Grand Haven reviewing the idea
Grand Haven officials are mulling over the details. Its city council will review and perhaps make a final decision to have social districts at its Aug. 16 or Sept. 7 meeting, according to Jeremy Swiftney, executive director of the Grand Haven Main Street Downtown Development Authority.
Like many other restaurants and bars in the region, Grand Haven’s eateries, retail shops, and watering holes are keen on what social districts can do for them.
Proponants for social districts say a drink in hand makes the wait more bearable for restaurant patrons who are up to an hour away from being seated, and it benefits nearby shops.
“Recovery for restaurants is definitely not a one-year thing, it’s definitely not a two-year thing,” says Swiftney. “It’s going to be a long process. We’ve used a lot of data, a lot of information, from other communities: issues that they’ve seen, what worked, and what didn’t work. Do they allow anything in retail stores?”
Many businesses in favor
Swiftney adds he’s personally taken the pulse of downtown Grand Haven eateries, shops, and bars, and they beat strong in favor of social districts.
“A number of them are on board, pushing strong to try to get this approved,” he says. “The retail shopping sees it as more people looking at their stores. They’re looking at it as a positive rather than a negative.”
Even restaurants that don’t have a liquor license are in favor of social districts, says deRoo.
“It extends their stay, whether they’re a dinner guest or an attendee, it’s a welcoming piece for somebody to just come and visit a little longer,” says deRoo. “We found there was a lot of support from restaurants that don’t have liquor licenses because it allows them to be key players at dinner scenes. So, say, a family can come down, they can get dinner to go at any of the restaurants, grab a couple of beverages and sit at city-provided seating throughout the district.”

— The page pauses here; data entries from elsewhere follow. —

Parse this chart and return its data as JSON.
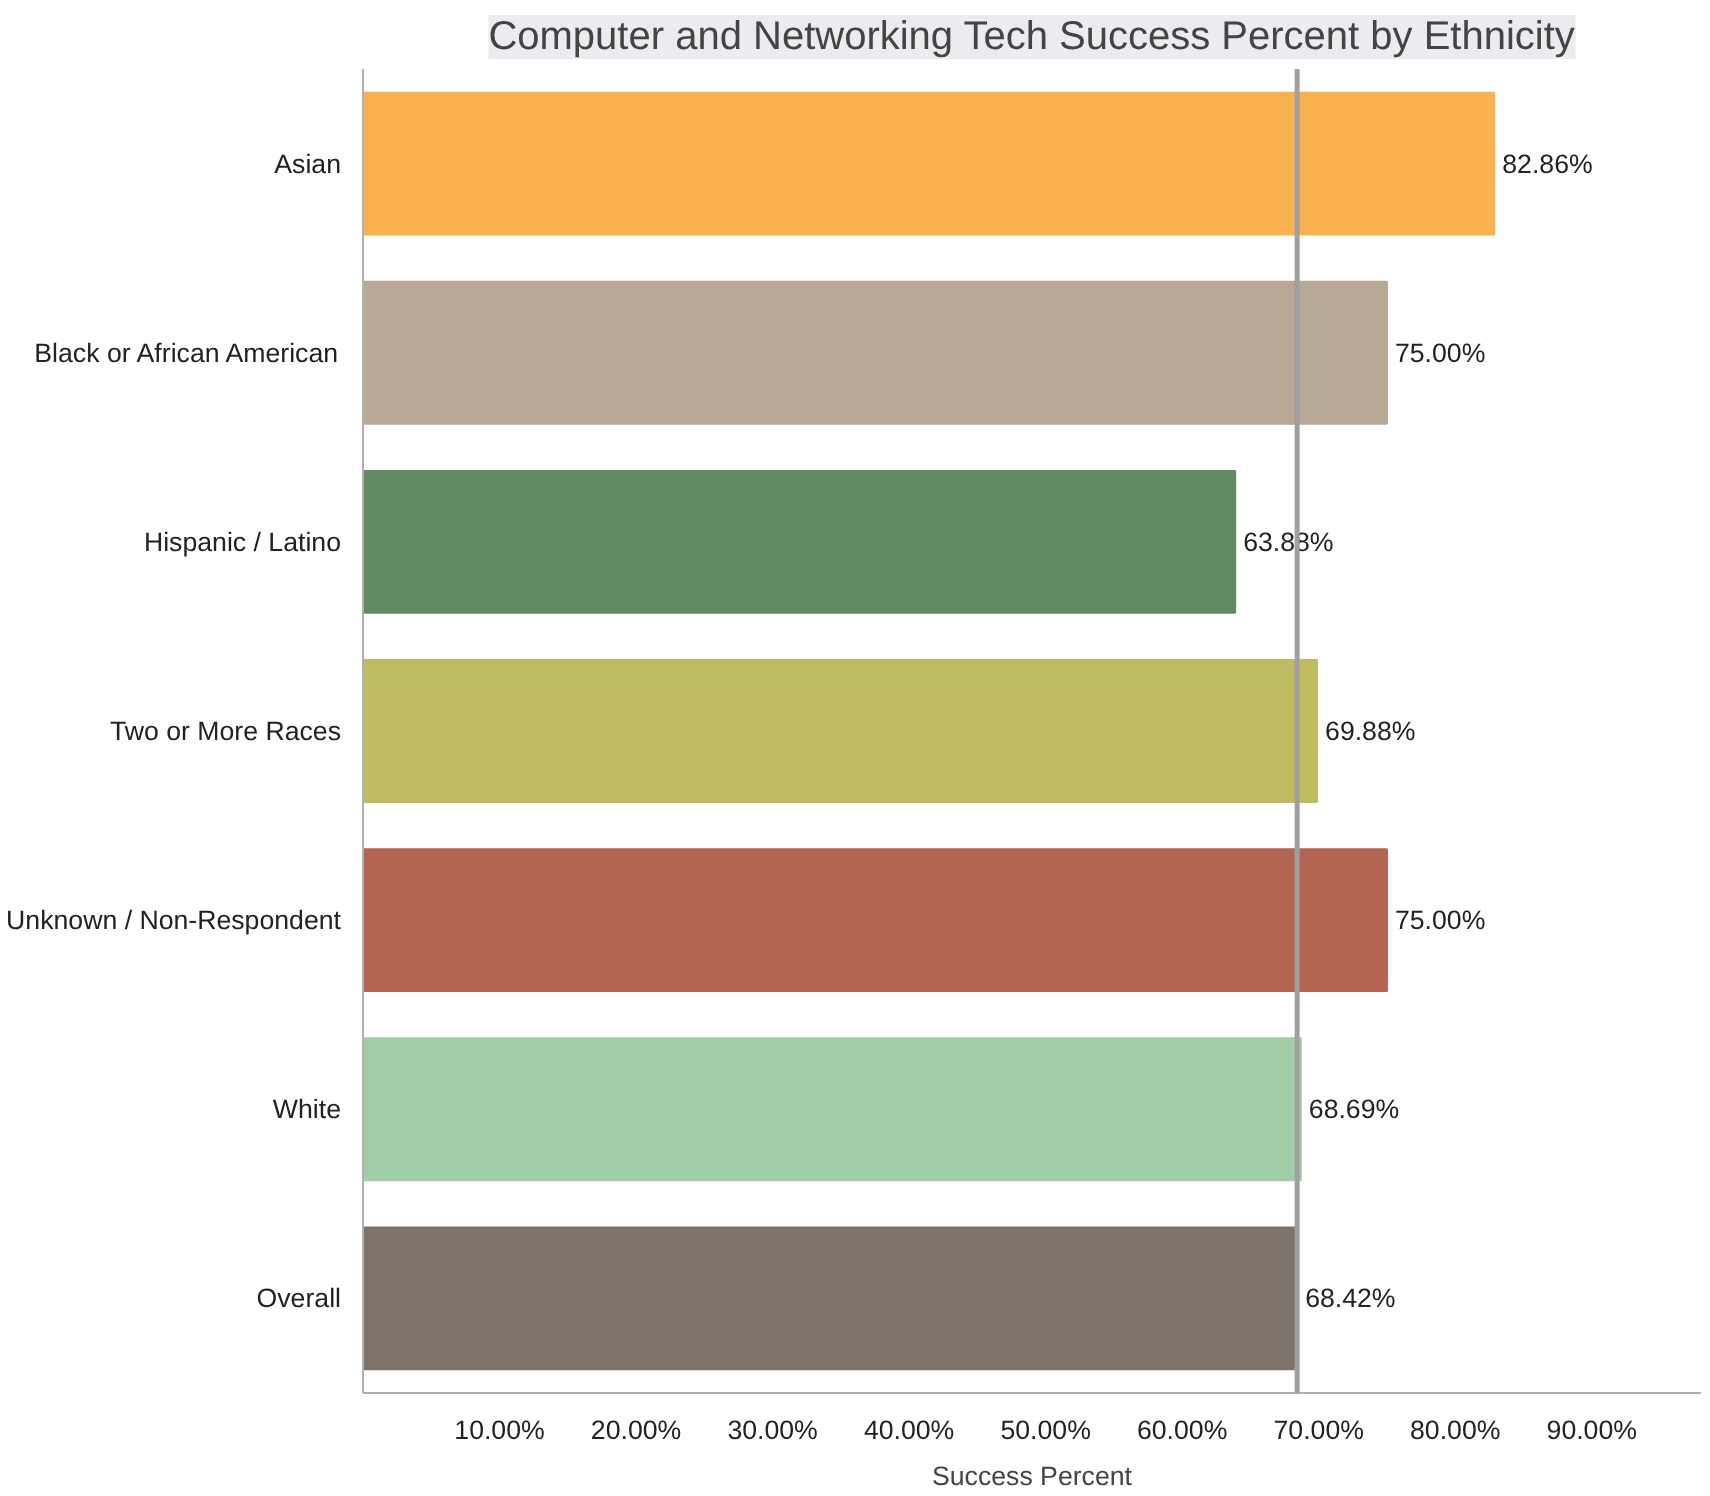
{
  "chart_data": {
    "type": "bar",
    "orientation": "horizontal",
    "title": "Computer and Networking Tech Success Percent by Ethnicity",
    "xlabel": "Success Percent",
    "categories": [
      "Asian",
      "Black or African American",
      "Hispanic / Latino",
      "Two or More Races",
      "Unknown / Non-Respondent",
      "White",
      "Overall"
    ],
    "values": [
      82.86,
      75.0,
      63.88,
      69.88,
      75.0,
      68.69,
      68.42
    ],
    "colors": [
      "#f9b04e",
      "#b8a996",
      "#618a63",
      "#c0bc61",
      "#b46452",
      "#a2cca6",
      "#7d736a"
    ],
    "value_labels": [
      "82.86%",
      "75.00%",
      "63.88%",
      "69.88%",
      "75.00%",
      "68.69%",
      "68.42%"
    ],
    "xlim": [
      0,
      98
    ],
    "xticks": [
      {
        "value": 10,
        "label": "10.00%"
      },
      {
        "value": 20,
        "label": "20.00%"
      },
      {
        "value": 30,
        "label": "30.00%"
      },
      {
        "value": 40,
        "label": "40.00%"
      },
      {
        "value": 50,
        "label": "50.00%"
      },
      {
        "value": 60,
        "label": "60.00%"
      },
      {
        "value": 70,
        "label": "70.00%"
      },
      {
        "value": 80,
        "label": "80.00%"
      },
      {
        "value": 90,
        "label": "90.00%"
      }
    ],
    "ref_lines": [
      {
        "axis": "x",
        "value": 68.42,
        "color": "#a0a0a0"
      }
    ],
    "grid": false
  }
}
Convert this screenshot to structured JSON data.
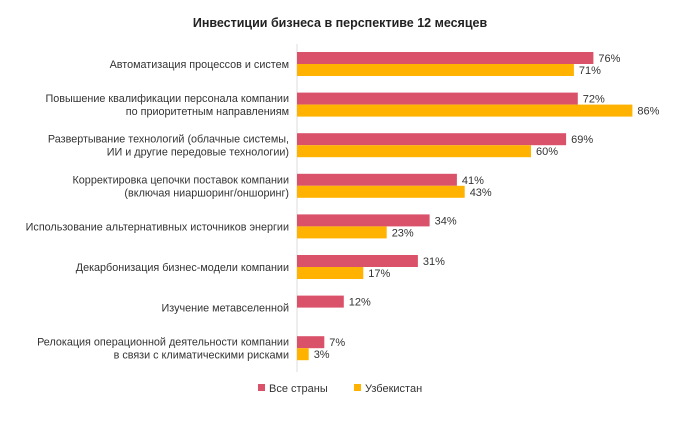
{
  "chart_data": {
    "type": "bar",
    "orientation": "horizontal",
    "title": "Инвестиции бизнеса в перспективе 12 месяцев",
    "xlabel": "",
    "ylabel": "",
    "xlim": [
      0,
      100
    ],
    "grid": false,
    "legend_position": "bottom-center",
    "categories": [
      [
        "Автоматизация процессов и систем"
      ],
      [
        "Повышение квалификации персонала компании",
        "по приоритетным направлениям"
      ],
      [
        "Развертывание технологий (облачные системы,",
        "ИИ и другие передовые технологии)"
      ],
      [
        "Корректировка цепочки поставок компании",
        "(включая ниаршоринг/оншоринг)"
      ],
      [
        "Использование альтернативных источников энергии"
      ],
      [
        "Декарбонизация бизнес-модели компании"
      ],
      [
        "Изучение метавселенной"
      ],
      [
        "Релокация операционной деятельности компании",
        "в связи с климатическими рисками"
      ]
    ],
    "series": [
      {
        "name": "Все страны",
        "color": "#DA526A",
        "values": [
          76,
          72,
          69,
          41,
          34,
          31,
          12,
          7
        ]
      },
      {
        "name": "Узбекистан",
        "color": "#FFB300",
        "values": [
          71,
          86,
          60,
          43,
          23,
          17,
          null,
          3
        ]
      }
    ],
    "value_suffix": "%"
  }
}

And with competition keen among breweries, social districts are another way for brewmasters to draw customers to their establishments, says Jeff Genova, general manager of Big Lake Brewing in Holland.
Lisa Mize, executive director for the Saugatuck Douglas Area Convention & Visitors Bureau
“In the state of Michigan, there are over 380 breweries,” says Genova. “I think (social districts) are definitely a big part of the state and local economies. Right now, it’s beneficial. Over the weekends, I have 60 people each day get drinks. They don’t crowd the restaurant and they get to see the downtown businesses, so it helps twofold.”
“For our businesses to increase their sales revenue, we view that in a positive light. It’s something fun and different,” says Kara de Alvare, marketing coordinator for Downtown Holland.
Now that dining restrictions have been lifted, bars and restaurants find the competition is keen for boosting their much-needed workforce. Social districts help make waiting for a table a bit more tolerable.
“It gives guests a chance to have a drink and walk up and down the sidewalks while they wait for their table, so the restaurant doesn’t lose that guest if the wait is 40 minutes to an hour,” says Lisa Mize, executive director for the Saugatuck Douglas Area Convention & Visitors Bureau. “They’re, like, ‘We can wait that long. I’ll take my glass of wine and go in some of the shops.’ I think that’s a huge advantage.”